Source: http://ebn.benefitnews.com
by John F. Galvin
When I speak with employers about health and welfare plan compliance, I’m often asked the question: “What happens if I don’t do everything?”
It’s not that employers don’t want to follow the rules. Rather, it’s that in the mid-market, especially with employers who have fewer than 500 employees, the benefit program is often managed by HR professionals who are wearing so many hats that they know the chances are high that something will fall through the cracks — and, thanks to ERISA, HIPAA and other laws, there are lots of cracks.
When I explain that they could be subject to an audit by the Department of Labor, I’m usually met with some doubts. Some want to know if the DOL really goes after mid-market employers, or if it just focuses on large corporations. Others will wonder if the DOL would be interested in their particular industry. But we’ve seen more and more DOL compliance audits in the mid-market, and with the myriad new compliance responsibilities that benefits professionals will need to deal with as a result of health care reform, this trend may continue to grow.
Summary plan descriptions
So what does the DOL tend to focus on with health and welfare audits? Much of the typical DOL audit goes back to employer requirements outlined in the original ERISA legislation – summary plan descriptions. SPDs were the government’s way of requiring employers to provide information on benefit plans that can be understood by the average participant. However, unlike an average benefits summary, the requirements of what must be included in an SPD are numerous. Detailed descriptions of benefit provisions, eligibility, and a variety of legislation passed since 1974 all must be part of the SPD. In fact, by the time all this is information is included, the document can hardly be called a “summary.”
Given all of the work that goes into the creation of SPDs, it isn’t surprising to find out that many mid-market employers aren’t compliant. In the event of an audit, the chances are high that an SPD will need to be produced, along with some assurance that the document is actually making its way to employees correctly.
Many small and mid-market employers erroneously believe this is a requirement only for large employers. But employers of every size in any industry should review the guidelines for the creation and distribution of SPDs, and ensure their practices are compliant. In fact, once an SPD is in place, many of the other compliance responsibilities associated with health and welfare plans become much easier since the document becomes the plan’s “bible.”
HIPAA compliance
The second-most frequent item in DOL audits is related to the Health Insurance Portability & Accountability Act, or HIPAA. HIPAA is like a large tree trunk with many different branches. When discussing HIPAA, one could be talking about its rules for handling pre-existing conditions under a health plan, rules for issuing certificates of creditable coverage to terminating participants, rules for informing participants about enrollment rights, protecting private health information, and more. Any one of those items might show up in a DOL audit. Employers should review HIPAA rules thoroughly to make sure their plan is in compliance.

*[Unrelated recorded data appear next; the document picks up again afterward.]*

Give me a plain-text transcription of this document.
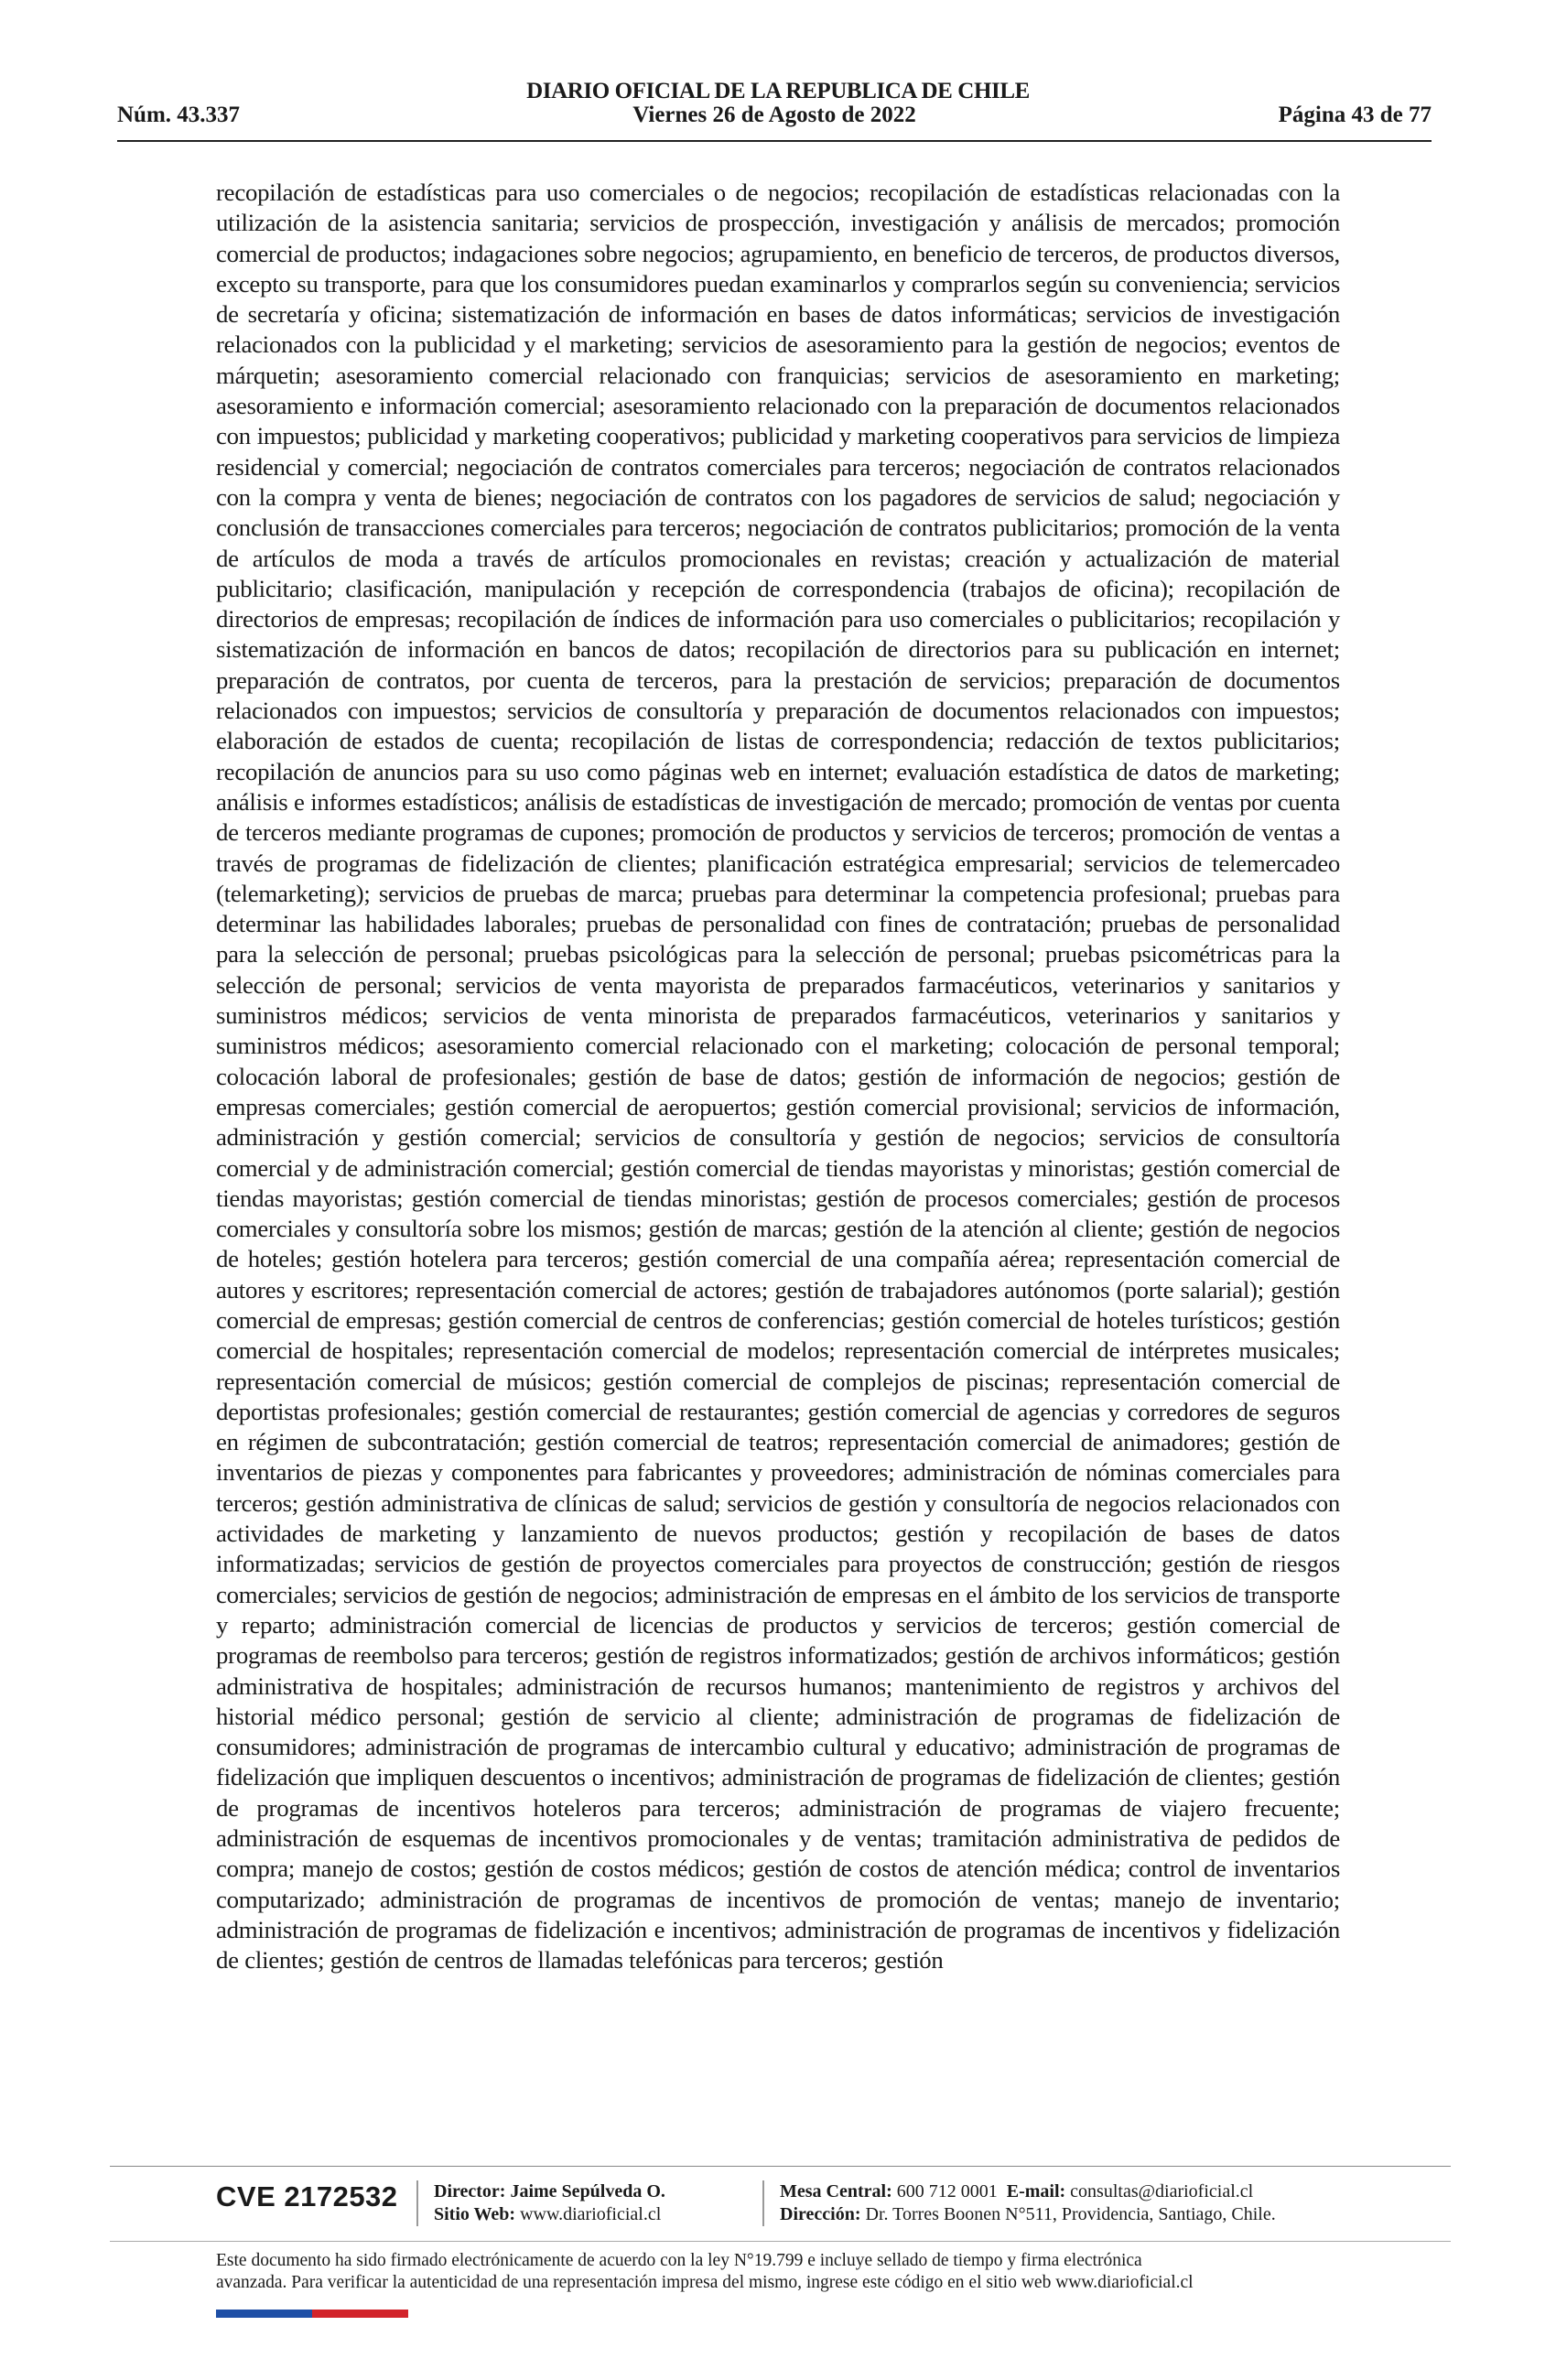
DIARIO OFICIAL DE LA REPUBLICA DE CHILE
Núm. 43.337	Viernes 26 de Agosto de 2022	Página 43 de 77
recopilación de estadísticas para uso comerciales o de negocios; recopilación de estadísticas relacionadas con la utilización de la asistencia sanitaria; servicios de prospección, investigación y análisis de mercados; promoción comercial de productos; indagaciones sobre negocios; agrupamiento, en beneficio de terceros, de productos diversos, excepto su transporte, para que los consumidores puedan examinarlos y comprarlos según su conveniencia; servicios de secretaría y oficina; sistematización de información en bases de datos informáticas; servicios de investigación relacionados con la publicidad y el marketing; servicios de asesoramiento para la gestión de negocios; eventos de márquetin; asesoramiento comercial relacionado con franquicias; servicios de asesoramiento en marketing; asesoramiento e información comercial; asesoramiento relacionado con la preparación de documentos relacionados con impuestos; publicidad y marketing cooperativos; publicidad y marketing cooperativos para servicios de limpieza residencial y comercial; negociación de contratos comerciales para terceros; negociación de contratos relacionados con la compra y venta de bienes; negociación de contratos con los pagadores de servicios de salud; negociación y conclusión de transacciones comerciales para terceros; negociación de contratos publicitarios; promoción de la venta de artículos de moda a través de artículos promocionales en revistas; creación y actualización de material publicitario; clasificación, manipulación y recepción de correspondencia (trabajos de oficina); recopilación de directorios de empresas; recopilación de índices de información para uso comerciales o publicitarios; recopilación y sistematización de información en bancos de datos; recopilación de directorios para su publicación en internet; preparación de contratos, por cuenta de terceros, para la prestación de servicios; preparación de documentos relacionados con impuestos; servicios de consultoría y preparación de documentos relacionados con impuestos; elaboración de estados de cuenta; recopilación de listas de correspondencia; redacción de textos publicitarios; recopilación de anuncios para su uso como páginas web en internet; evaluación estadística de datos de marketing; análisis e informes estadísticos; análisis de estadísticas de investigación de mercado; promoción de ventas por cuenta de terceros mediante programas de cupones; promoción de productos y servicios de terceros; promoción de ventas a través de programas de fidelización de clientes; planificación estratégica empresarial; servicios de telemercadeo (telemarketing); servicios de pruebas de marca; pruebas para determinar la competencia profesional; pruebas para determinar las habilidades laborales; pruebas de personalidad con fines de contratación; pruebas de personalidad para la selección de personal; pruebas psicológicas para la selección de personal; pruebas psicométricas para la selección de personal; servicios de venta mayorista de preparados farmacéuticos, veterinarios y sanitarios y suministros médicos; servicios de venta minorista de preparados farmacéuticos, veterinarios y sanitarios y suministros médicos; asesoramiento comercial relacionado con el marketing; colocación de personal temporal; colocación laboral de profesionales; gestión de base de datos; gestión de información de negocios; gestión de empresas comerciales; gestión comercial de aeropuertos; gestión comercial provisional; servicios de información, administración y gestión comercial; servicios de consultoría y gestión de negocios; servicios de consultoría comercial y de administración comercial; gestión comercial de tiendas mayoristas y minoristas; gestión comercial de tiendas mayoristas; gestión comercial de tiendas minoristas; gestión de procesos comerciales; gestión de procesos comerciales y consultoría sobre los mismos; gestión de marcas; gestión de la atención al cliente; gestión de negocios de hoteles; gestión hotelera para terceros; gestión comercial de una compañía aérea; representación comercial de autores y escritores; representación comercial de actores; gestión de trabajadores autónomos (porte salarial); gestión comercial de empresas; gestión comercial de centros de conferencias; gestión comercial de hoteles turísticos; gestión comercial de hospitales; representación comercial de modelos; representación comercial de intérpretes musicales; representación comercial de músicos; gestión comercial de complejos de piscinas; representación comercial de deportistas profesionales; gestión comercial de restaurantes; gestión comercial de agencias y corredores de seguros en régimen de subcontratación; gestión comercial de teatros; representación comercial de animadores; gestión de inventarios de piezas y componentes para fabricantes y proveedores; administración de nóminas comerciales para terceros; gestión administrativa de clínicas de salud; servicios de gestión y consultoría de negocios relacionados con actividades de marketing y lanzamiento de nuevos productos; gestión y recopilación de bases de datos informatizadas; servicios de gestión de proyectos comerciales para proyectos de construcción; gestión de riesgos comerciales; servicios de gestión de negocios; administración de empresas en el ámbito de los servicios de transporte y reparto; administración comercial de licencias de productos y servicios de terceros; gestión comercial de programas de reembolso para terceros; gestión de registros informatizados; gestión de archivos informáticos; gestión administrativa de hospitales; administración de recursos humanos; mantenimiento de registros y archivos del historial médico personal; gestión de servicio al cliente; administración de programas de fidelización de consumidores; administración de programas de intercambio cultural y educativo; administración de programas de fidelización que impliquen descuentos o incentivos; administración de programas de fidelización de clientes; gestión de programas de incentivos hoteleros para terceros; administración de programas de viajero frecuente; administración de esquemas de incentivos promocionales y de ventas; tramitación administrativa de pedidos de compra; manejo de costos; gestión de costos médicos; gestión de costos de atención médica; control de inventarios computarizado; administración de programas de incentivos de promoción de ventas; manejo de inventario; administración de programas de fidelización e incentivos; administración de programas de incentivos y fidelización de clientes; gestión de centros de llamadas telefónicas para terceros; gestión
CVE 2172532 Director: Jaime Sepúlveda O.
Sitio Web: www.diarioficial.cl
Mesa Central: 600 712 0001 E-mail: consultas@diarioficial.cl
Dirección: Dr. Torres Boonen N°511, Providencia, Santiago, Chile.
Este documento ha sido firmado electrónicamente de acuerdo con la ley N°19.799 e incluye sellado de tiempo y firma electrónica
avanzada. Para verificar la autenticidad de una representación impresa del mismo, ingrese este código en el sitio web www.diarioficial.cl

One of the most common errors I see with mid-market employers is in regards to the requirement under HIPAA that plans inform participants about enrollment rights, or more specifically “special enrollment rights.” The HIPAA Notice of Special Enrollment Rights informs participants who are eligible for your health plan about when they can join your plan or change their election due to certain qualifying life events such as marriage, birth of a child, or loss of eligibility under another employer’s plan.
The notice is important because it informs your participants about the timeframes in which they must request these enrollment rights. While some employers may have trouble during a DOL audit because they don’t have this notice at all, more employers are making mistakes with the actual distribution of the notice. For example, it’s not uncommon for employers who have an SPD to include the notice right in that document. However, unless your SPD is being distributed to those employees who are eligible for the plan but choose not to enroll, then the distribution requirements for special enrollment rights under HIPAA are not being met. Employers should take the time to review the HIPAA notice and its requirements for distribution to make sure they are compliant.